“I Want a Divorce”
Say what now? 😳
My whole world just fell apart with those 4 little words and they came out of my mouth!
I don’t think I’d ever been more scared and hurt in my life. I physically felt it in my body.
What does this mean?
How could I let this happen?
Why was I not good enough?
My husband and I had been together for years. We met at work when I was just 18 and now pushing 36, our time together was a decent chunk of my life. We have 2 gorgeous girls Katelynn (14) and Lauren (5) and own/operate 4 franchised fast food stores together. So how could I let those 4 words come out of my mouth!

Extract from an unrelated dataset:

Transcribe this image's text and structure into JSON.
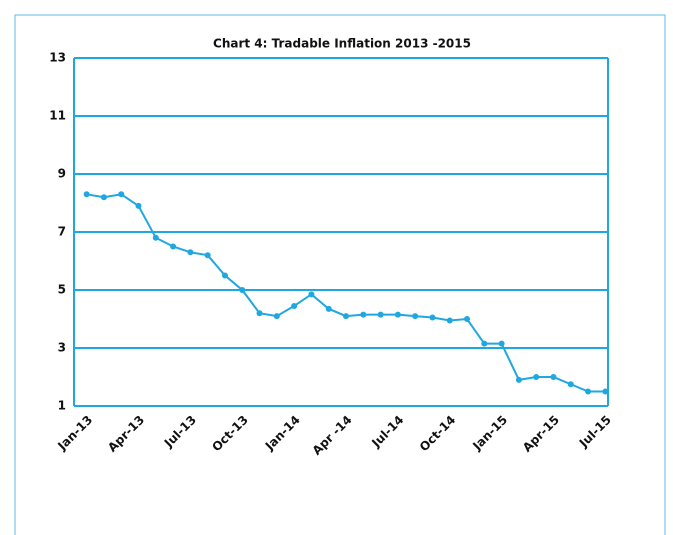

Despite seeming to have it all together, I wasn’t happy. And clearly he wasn’t either. I’d love to say I was the perfect wife and the perfect mother but I definitely was not. I used to drag my eldest Katelynn to work with me for hours on end shoving a DS in her face hoping she’d stay quiet enough for me to get through the day. Our lives revolved around the businesses. We loved what we did and we’re very passionate about it, but in hindsight certainly not about each other. Together we built up run down, poorly managed stores and turned them into profitable award winning stores, doubling sales at a minimum for all 7 stores we had owned over the last decade.
Enter the other woman.
The other woman whom also was our employee.
I’d like to say I blame her, the homewrecker, the slut, after all it was her M.O. I had later discovered. But in all honesty I left the door open for her in our relationship. Him too, he is an incredible man and wonderful father we just never worked on each other. A hard lesson learned.

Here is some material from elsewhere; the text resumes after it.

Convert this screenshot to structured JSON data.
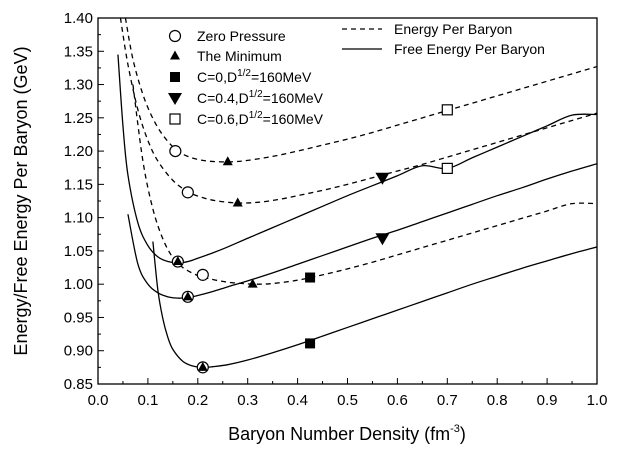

Well… 15 years ago that is. I was 20 and studying a Bachelor of Business majoring in Accounting at QUT when I got the news. I’d always intended on going back, but 15 years later never did. Never had a reason to. Although incomplete, what I’d learnt at uni helped me immensely in climbing the ladder within the franchise. I don’t come from a wealthy family. My mum raised my 3 sisters and I as a single mum on Centrelink. So when my franchisor offered to sponsor me into owning my first store in Melbourne, whilst scared out of my mind, I jumped at the opportunity.

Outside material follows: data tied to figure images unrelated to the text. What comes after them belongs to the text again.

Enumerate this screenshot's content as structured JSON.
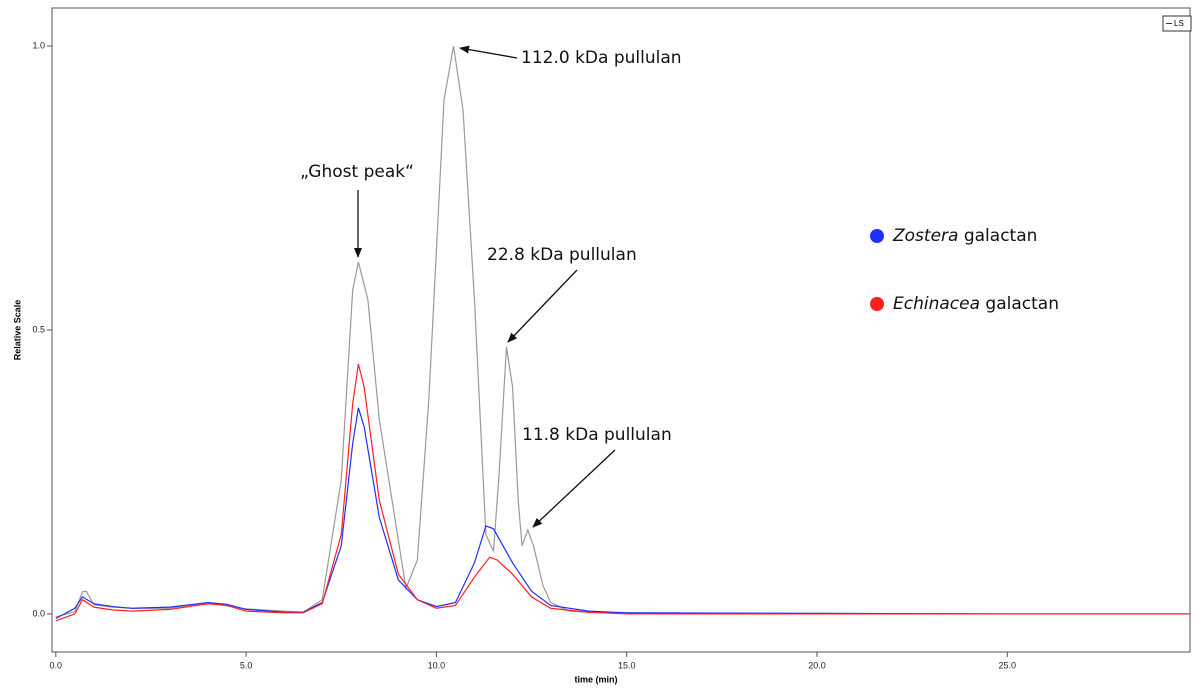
{
  "chart_data": {
    "type": "line",
    "x_label": "time (min)",
    "y_label": "Relative Scale",
    "legend_box_label": "LS",
    "xlim": [
      -0.1,
      29.8
    ],
    "ylim": [
      -0.067,
      1.067
    ],
    "xticks": [
      {
        "value": 0,
        "label": "0.0"
      },
      {
        "value": 5,
        "label": "5.0"
      },
      {
        "value": 10,
        "label": "10.0"
      },
      {
        "value": 15,
        "label": "15.0"
      },
      {
        "value": 20,
        "label": "20.0"
      },
      {
        "value": 25,
        "label": "25.0"
      }
    ],
    "yticks": [
      {
        "value": 0,
        "label": "0.0"
      },
      {
        "value": 0.5,
        "label": "0.5"
      },
      {
        "value": 1,
        "label": "1.0"
      }
    ],
    "series": [
      {
        "color": "#9a9a9a",
        "x": [
          0,
          0.5,
          0.7,
          0.8,
          1.0,
          1.5,
          2,
          3,
          4,
          4.5,
          5,
          6,
          6.5,
          7,
          7.5,
          7.8,
          7.95,
          8.2,
          8.5,
          9.0,
          9.2,
          9.5,
          9.8,
          10.0,
          10.2,
          10.45,
          10.7,
          11.0,
          11.3,
          11.5,
          11.65,
          11.84,
          12.0,
          12.15,
          12.25,
          12.4,
          12.55,
          12.8,
          13,
          13.5,
          14,
          15,
          20,
          25,
          29.8
        ],
        "values": [
          -0.005,
          0.004,
          0.039,
          0.04,
          0.016,
          0.012,
          0.01,
          0.01,
          0.02,
          0.014,
          0.009,
          0.005,
          0.003,
          0.025,
          0.236,
          0.57,
          0.62,
          0.553,
          0.342,
          0.13,
          0.045,
          0.095,
          0.377,
          0.64,
          0.905,
          1.0,
          0.887,
          0.553,
          0.14,
          0.11,
          0.25,
          0.47,
          0.4,
          0.2,
          0.12,
          0.148,
          0.12,
          0.05,
          0.02,
          0.005,
          0.003,
          0.002,
          0.001,
          0,
          0
        ]
      },
      {
        "name": "Zostera galactan",
        "color": "#1f2fff",
        "x": [
          0,
          0.5,
          0.7,
          1.0,
          1.5,
          2,
          3,
          4,
          4.5,
          5,
          6,
          6.5,
          7,
          7.5,
          7.8,
          7.95,
          8.1,
          8.5,
          9,
          9.5,
          10,
          10.5,
          11,
          11.3,
          11.5,
          12,
          12.5,
          13,
          14,
          15,
          20,
          25,
          29.8
        ],
        "values": [
          -0.008,
          0.01,
          0.03,
          0.018,
          0.013,
          0.01,
          0.012,
          0.02,
          0.017,
          0.008,
          0.003,
          0.003,
          0.02,
          0.12,
          0.3,
          0.363,
          0.33,
          0.17,
          0.06,
          0.025,
          0.013,
          0.02,
          0.09,
          0.155,
          0.15,
          0.09,
          0.04,
          0.015,
          0.005,
          0.002,
          0.001,
          0,
          0
        ]
      },
      {
        "name": "Echinacea galactan",
        "color": "#ff1f1f",
        "x": [
          0,
          0.5,
          0.7,
          1.0,
          1.5,
          2,
          3,
          4,
          4.5,
          5,
          6,
          6.5,
          7,
          7.5,
          7.8,
          7.95,
          8.1,
          8.5,
          9,
          9.5,
          10,
          10.5,
          11,
          11.4,
          11.6,
          12,
          12.5,
          13,
          14,
          15,
          20,
          25,
          29.8
        ],
        "values": [
          -0.012,
          0.0,
          0.025,
          0.012,
          0.007,
          0.005,
          0.008,
          0.018,
          0.015,
          0.005,
          0.002,
          0.002,
          0.018,
          0.14,
          0.37,
          0.44,
          0.4,
          0.2,
          0.07,
          0.025,
          0.01,
          0.015,
          0.065,
          0.1,
          0.095,
          0.07,
          0.03,
          0.01,
          0.003,
          0,
          0,
          0,
          0
        ]
      }
    ],
    "annotations": [
      "„Ghost peak“",
      "112.0 kDa pullulan",
      "22.8 kDa pullulan",
      "11.8 kDa pullulan"
    ]
  }
}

I loved the franchise (sounds so mysterious not naming names lol) but after 20 years am walking away to start again. I’d actually been so lost this last year, I’ve been able to spend so much more quality time with my girls and I’ll never compromise on that ever again, however, I hadn’t been able to shake that lost feeling.
Time to start over
I’m so excited for what I now plan for my future. How did it not occur to me earlier! As recent as last Tuesday I decided I would start my own Accounting business… “Crap! Has uni already started?!” I rang the university office only to discover QTAC applications were due midnight that day. I’m going to go with, it was meant to be.
Application in. Accepted on Thursday. 😳
I’d actually initially applied for this unit to be credited due to my past experiences at QUT and work. However, after reading Martin’s Week 1 study guide on how we truely learn, it made me think this unit could be of real value. My primary role in my business (apart from admin) was to train our team members and alot of what Martin touches on makes sense to me based on how I’ve seen people learn in the past.
I’m looking forward to learning what this unit has to offer and connecting with other students like yourself in the process.